Oren Moverman’s The Messenger finally makes it to town this week. Overshadowed by Kathryn Bigelow’s war drama The Hurt Locker, this lower-key home-front story has much going for it—not the least of which are the performances of its three leads: Ben Foster, Woody Harrelson and Samantha Morton. I don’t know if it’s despite or because The Messenger resorts to a more formulaic approach in many respects—making it all the more startling when it goes off into unexpected territory—but I found the film more personally effective than Bigelow’s estimable, but overrated, Hurt Locker.
Ben Foster (3:10 to Yuma) stars as Staff Sergeant Will Montgomery, a decorated war hero with a damaged leg and eye who is shipped stateside and given the less than glorious reward of working out his remaining three months in the service by being assigned the task of visiting families to inform them that their son or daughter or husband or wife has been killed in action. It’s a grim job. If you have a close relative in the armed forces and see a couple of soldiers walking up to your front door, you likely have a pretty good idea of the news they’re bringing.
The only question for the message bearers is how the relatives will act, and that’s why there are very strict guidelines for just how this job is carried out. To this end, Will has been given a seasoned partner, Capt. Tony Stone (Harrelson). Stone is a by-the-book no-nonsense kind of guy who wants to keep everything at arm’s length. The problem is that he has issues of his own.

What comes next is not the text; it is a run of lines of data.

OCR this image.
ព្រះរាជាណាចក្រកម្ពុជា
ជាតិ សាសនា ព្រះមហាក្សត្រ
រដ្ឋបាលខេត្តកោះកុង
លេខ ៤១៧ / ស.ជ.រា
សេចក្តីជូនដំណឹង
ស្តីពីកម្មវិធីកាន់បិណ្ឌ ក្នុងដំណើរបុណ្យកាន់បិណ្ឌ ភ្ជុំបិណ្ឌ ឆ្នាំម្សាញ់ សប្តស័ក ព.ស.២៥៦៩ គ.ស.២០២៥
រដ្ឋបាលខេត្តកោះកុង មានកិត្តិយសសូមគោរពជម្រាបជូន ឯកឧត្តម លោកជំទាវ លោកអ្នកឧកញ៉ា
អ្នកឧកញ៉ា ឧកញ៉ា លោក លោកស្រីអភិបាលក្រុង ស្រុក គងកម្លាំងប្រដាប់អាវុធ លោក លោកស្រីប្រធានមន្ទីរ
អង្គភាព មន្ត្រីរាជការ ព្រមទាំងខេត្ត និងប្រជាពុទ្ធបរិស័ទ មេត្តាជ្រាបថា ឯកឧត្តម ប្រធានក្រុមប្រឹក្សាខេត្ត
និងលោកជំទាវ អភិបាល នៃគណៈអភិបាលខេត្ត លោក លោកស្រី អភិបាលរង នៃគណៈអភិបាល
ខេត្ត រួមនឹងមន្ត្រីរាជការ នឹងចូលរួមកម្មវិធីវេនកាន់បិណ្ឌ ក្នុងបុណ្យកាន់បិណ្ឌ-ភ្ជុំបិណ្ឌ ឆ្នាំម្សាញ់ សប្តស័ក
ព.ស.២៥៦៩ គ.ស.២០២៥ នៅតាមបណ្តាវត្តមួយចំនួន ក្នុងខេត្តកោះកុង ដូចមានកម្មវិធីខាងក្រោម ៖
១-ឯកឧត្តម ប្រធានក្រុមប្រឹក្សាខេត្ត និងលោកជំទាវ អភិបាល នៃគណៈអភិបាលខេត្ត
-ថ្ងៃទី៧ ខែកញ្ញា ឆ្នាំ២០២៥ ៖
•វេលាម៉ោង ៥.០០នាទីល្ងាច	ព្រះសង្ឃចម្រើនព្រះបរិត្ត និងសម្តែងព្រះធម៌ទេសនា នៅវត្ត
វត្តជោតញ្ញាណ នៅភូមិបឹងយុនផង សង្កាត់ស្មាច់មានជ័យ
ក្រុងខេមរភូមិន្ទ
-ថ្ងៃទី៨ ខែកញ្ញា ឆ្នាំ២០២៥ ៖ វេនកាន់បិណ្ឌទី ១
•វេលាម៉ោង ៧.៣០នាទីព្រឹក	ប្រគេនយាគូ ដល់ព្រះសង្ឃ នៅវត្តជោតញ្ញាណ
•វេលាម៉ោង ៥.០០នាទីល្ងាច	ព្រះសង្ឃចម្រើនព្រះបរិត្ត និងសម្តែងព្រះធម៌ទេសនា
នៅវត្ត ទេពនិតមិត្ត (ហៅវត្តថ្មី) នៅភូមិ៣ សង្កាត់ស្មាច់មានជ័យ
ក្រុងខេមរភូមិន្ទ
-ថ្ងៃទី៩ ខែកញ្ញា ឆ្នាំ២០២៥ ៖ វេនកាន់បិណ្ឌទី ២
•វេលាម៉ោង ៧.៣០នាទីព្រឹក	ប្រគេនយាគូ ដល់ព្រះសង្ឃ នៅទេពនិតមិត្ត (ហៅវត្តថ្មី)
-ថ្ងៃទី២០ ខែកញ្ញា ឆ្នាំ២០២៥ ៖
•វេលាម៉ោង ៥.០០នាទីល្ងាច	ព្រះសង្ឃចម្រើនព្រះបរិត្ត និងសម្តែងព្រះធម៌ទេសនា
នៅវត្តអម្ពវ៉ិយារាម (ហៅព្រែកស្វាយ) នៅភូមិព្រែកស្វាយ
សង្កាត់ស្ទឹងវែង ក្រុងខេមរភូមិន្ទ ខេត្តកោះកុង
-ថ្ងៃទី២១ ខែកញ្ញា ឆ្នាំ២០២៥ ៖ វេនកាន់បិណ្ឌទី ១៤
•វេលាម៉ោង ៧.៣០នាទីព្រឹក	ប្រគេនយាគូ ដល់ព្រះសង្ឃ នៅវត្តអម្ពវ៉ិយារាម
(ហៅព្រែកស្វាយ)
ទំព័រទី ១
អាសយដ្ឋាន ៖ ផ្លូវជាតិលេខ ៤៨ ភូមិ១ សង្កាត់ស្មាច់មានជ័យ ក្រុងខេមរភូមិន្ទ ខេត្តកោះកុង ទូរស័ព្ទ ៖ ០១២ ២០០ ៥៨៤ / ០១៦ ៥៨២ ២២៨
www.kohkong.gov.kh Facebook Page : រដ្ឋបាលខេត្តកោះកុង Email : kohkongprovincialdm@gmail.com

He’s a three-years-sober alcoholic with a chip on his shoulder for not being a war hero, a desire to envision himself as shallow and callous, and a burning, unspoken need for a friend.
Will, of course, is the immediate candidate for the friend position, and it isn’t as if Will himself couldn’t use a friend, especially since his fiancée, Kelly (Jena Malone, The Ruins), has moved on in his absence. Yes, this does push the film into the realm of the odd-couple buddy movie, but apart from an extended sequence late in the film that threatens to derail the story entirely, it’s handled with a believable humanity that raises it considerably above its formula underpinnings.
By virtue of its nature, the film is episodic, offering in most cases, the merest vignettes of the pair’s encounters with the relatives they visit in the course of their duties. The only tip-off we have that two of these encounters will turn into more rests in the fact that the movies have trained us to expect more when we find ourselves in the company of name actors. As a result, it’s no big surprise when there’s more than the single meeting with Steve Buscemi and Samantha Morton.
But even this isn’t necessarily a bad thing, especially in the case of Morton as the widow who plays against expectations at every turn. In fact, she may be the most intriguing character in the film. Her initial response to receiving the news of her husband’s death—quiet acceptance that includes her acknowledging that this job must be very hard on the messengers—is unlike that of anyone else in the film. Her outburst at a pair of army recruiters in a shopping mall is also different from anything else in the movie. It’s the only time that anyone expresses actual anti-war sentiment—and it comes from the most unlikely source. What makes this—and her tentative stab at some kind of relationship with Will—work is that it always skirts the expected, imbuing the film with a less predictable element than most of the scripting allows.
In the end The Messengers falls just a little outside the realm of greatness, but it has enough of the elements of greatness in it that it transcends most of its limitations to become the kind of drama that lingers in the mind in a way that slicker, more accomplished works very often do not. Rated R for language and some sexual content/nudity.